Bring your students outdoors and collect specimens of monocots and dicots -- flowers,
leaves, whole tiny plants, and press them. Place specimens between pieces of plain
bond paper or waxed paper and place them between the pages of telephone books or
science catalogs. Make your pictures after the specimens are nicely pressed and before they lose their color.
MATERIALS:
- pressed plant flowers, stems, leaves and other small articles of interest such as
tiny shells
- colored construction paper or colored bond paper
- Japanese rice paper (or thin tissue paper/thin paper towels) or self-laminating sheets
- glue mixture: 1 part white glue (Elmer's) to one part water (use a little more water if too thick)
- small brush
PROCEDURES:
- Mix 1:1 glue and water.
- Cut construction paper to size and form desired.
- Arrange plant parts on construction paper; add shells, sparkles, glitter, writing,
etc. if desired.
- Place rice paper on top of plant parts.

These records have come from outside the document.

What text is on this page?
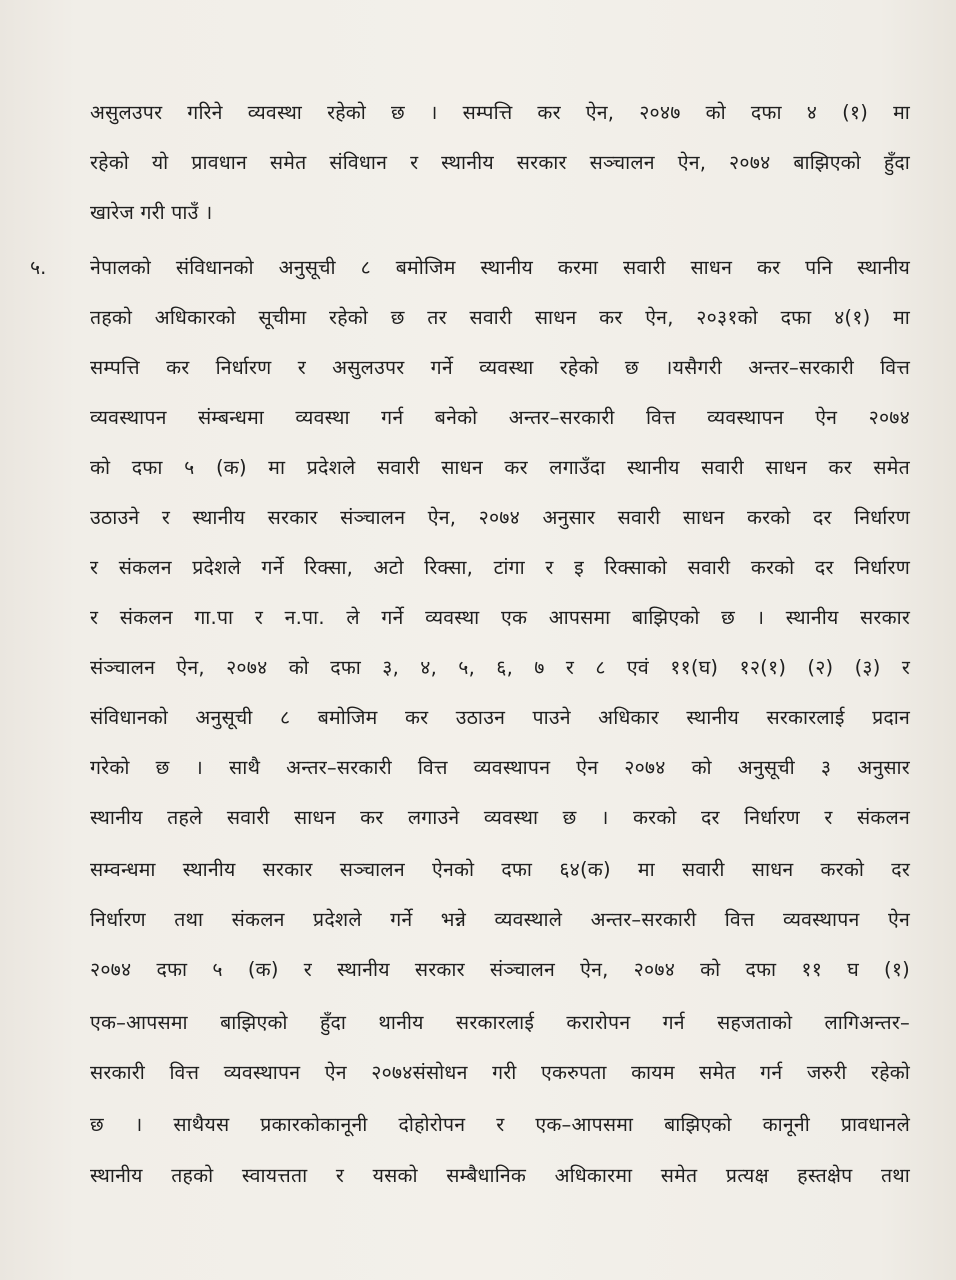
असुलउपर गरिने व्यवस्था रहेको छ । सम्पत्ति कर ऐन, २०४७ को दफा ४ (१) मा
रहेको यो प्रावधान समेत संविधान र स्थानीय सरकार सञ्चालन ऐन, २०७४ बाझिएको हुँदा
खारेज गरी पाउँ ।
५. नेपालको संविधानको अनुसूची ८ बमोजिम स्थानीय करमा सवारी साधन कर पनि स्थानीय
तहको अधिकारको सूचीमा रहेको छ तर सवारी साधन कर ऐन, २०३१को दफा ४(१) मा
सम्पत्ति कर निर्धारण र असुलउपर गर्ने व्यवस्था रहेको छ ।यसैगरी अन्तर–सरकारी वित्त
व्यवस्थापन संम्बन्धमा व्यवस्था गर्न बनेको अन्तर–सरकारी वित्त व्यवस्थापन ऐन २०७४
को दफा ५ (क) मा प्रदेशले सवारी साधन कर लगाउँदा स्थानीय सवारी साधन कर समेत
उठाउने र स्थानीय सरकार संञ्चालन ऐन, २०७४ अनुसार सवारी साधन करको दर निर्धारण
र संकलन प्रदेशले गर्ने रिक्सा, अटो रिक्सा, टांगा र इ रिक्साको सवारी करको दर निर्धारण
र संकलन गा.पा र न.पा. ले गर्ने व्यवस्था एक आपसमा बाझिएको छ । स्थानीय सरकार
संञ्चालन ऐन, २०७४ को दफा ३, ४, ५, ६, ७ र ८ एवं ११(घ) १२(१) (२) (३) र
संविधानको अनुसूची ८ बमोजिम कर उठाउन पाउने अधिकार स्थानीय सरकारलाई प्रदान
गरेको छ । साथै अन्तर–सरकारी वित्त व्यवस्थापन ऐन २०७४ को अनुसूची ३ अनुसार
स्थानीय तहले सवारी साधन कर लगाउने व्यवस्था छ । करको दर निर्धारण र संकलन
सम्वन्धमा स्थानीय सरकार सञ्चालन ऐनको दफा ६४(क) मा सवारी साधन करको दर
निर्धारण तथा संकलन प्रदेशले गर्ने भन्ने व्यवस्थाले अन्तर–सरकारी वित्त व्यवस्थापन ऐन
२०७४ दफा ५ (क) र स्थानीय सरकार संञ्चालन ऐन, २०७४ को दफा ११ घ (१)
एक–आपसमा बाझिएको हुँदा थानीय सरकारलाई करारोपन गर्न सहजताको लागिअन्तर–
सरकारी वित्त व्यवस्थापन ऐन २०७४संसोधन गरी एकरुपता कायम समेत गर्न जरुरी रहेको
छ । साथैयस प्रकारकोकानूनी दोहोरोपन र एक–आपसमा बाझिएको कानूनी प्रावधानले
स्थानीय तहको स्वायत्तता र यसको सम्बैधानिक अधिकारमा समेत प्रत्यक्ष हस्तक्षेप तथा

- Brush on glue mixture lightly on top until rice paper is thoroughly wet but not
soaking.
- Let dry.
Note: Thin tissue paper or thin paper towels can be used in place of rice paper;
or use self-laminating plastic in step 4 and omit steps 5 & 6.
This is one of six lessons in "MIXED-PLATE BIOLOGY, HAWAIIAN STYLE", a collection
of biological activities that values the cultures of modern Hawaii's multicultural
population. The collection includes:
Hawaii is a land of immigrants. The Hawaiians are believed to have arrived around
1000 AD from the Marquesas Islands in the South Pacific. Starting in the 18th century,
Europeans and Americans arrived usually involved in missionary work or seafaring trades. Once agricultural plantations of sugar and pineapple were established in the
20th century, workers arrived from China, Japan, Puerto Rico, Portugal, and the Philippines.
Since the plantation days, immigration has been largely from Southeast Asian nations of Vietnam, Laos, Cambodia, and Thailand; Korea; the South Pacific nations of Samoa and Tonga; the Philippines; as well as the US mainland. As ethnic diversity increases in our classrooms, let's draw from the various cultures to personalize the concepts of biology.
(About the title: a Mixed Plate is a unique lunch that evolved as new immigrant populations arrived in Hawaii and can include pork adobo from the Philippines, teriyaki beef from Japan, kim chee from Korea, bean soup from Portugal, chow mein from China,
traditional Hawaiian foods such as lau lau and poi and of course two scoops of rice.)